If the pipeline ended successfully, you will find the following:

• Mutational metrics used for the simulation (mutation_info/ directory). Here you will find a .tsv file for each target and a mutations_by_seq.txt file containing the number of substitutions of each sequence on the dataset.
• Observed tandems in the input data (tandem_info/observed directory). For each target, you will find a list (.tsv) of tandems with:
  • sequence id
  • position
  • reference allele
  • alternative allele
  • tandem size
  • context (two reference nucleotides at each side of the substitution)
• Simulated tandems (tandem_info/simulated directory). For each target, you will find a compressed .tsv file containing the list of the tandem substitutions produced by the simulations. The fields of this table are:
  • simulation id
  • number of substitution in the original sequence that correspond this tandem
  • sequence id (a correlative number for each of the sequences in the dataset)
  • position
  • reference allele
  • alternative allele
  • tandem size
  • context (two reference nucleotides at each side of the substitution)
  • frame position of the tandem (1 is at the start of the codon, 3 at the end)
  • amino acid change
  • if the substitution produces a stop codon
• A list of summary tables for each target if you enabled summaries (tandem_info_summarized directory).

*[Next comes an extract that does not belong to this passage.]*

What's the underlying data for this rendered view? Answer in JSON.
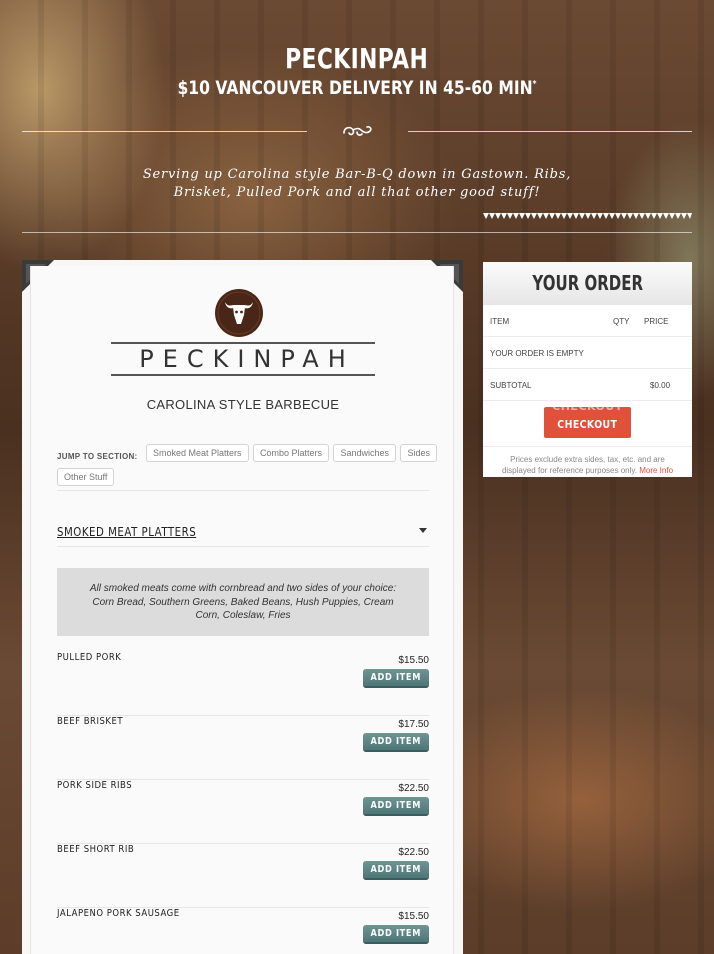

For each of these items you will find a "single" directory and also you could find a "grouped" one if you provided groups in the configuration.

Reproducibility

In the env/ directory you will find several ways to reproduce a working environment for executing this pipeline. These include:

• A specification for a Conda environment (environment.yml).
• Specifications for building a Docker or a Singularity container. These also have automated builds hosted in DockerHub/SingularityHub respectively, you can find the corresponding URLs in the provided nextflow.config file.
• And finally a requirements.txt file if you want to use simply a Python virtualenv.

The config provided has defined some profiles to use Conda, Docker or Singularity directly from nextflow, you only need to specify it on execution (for example -profile conda).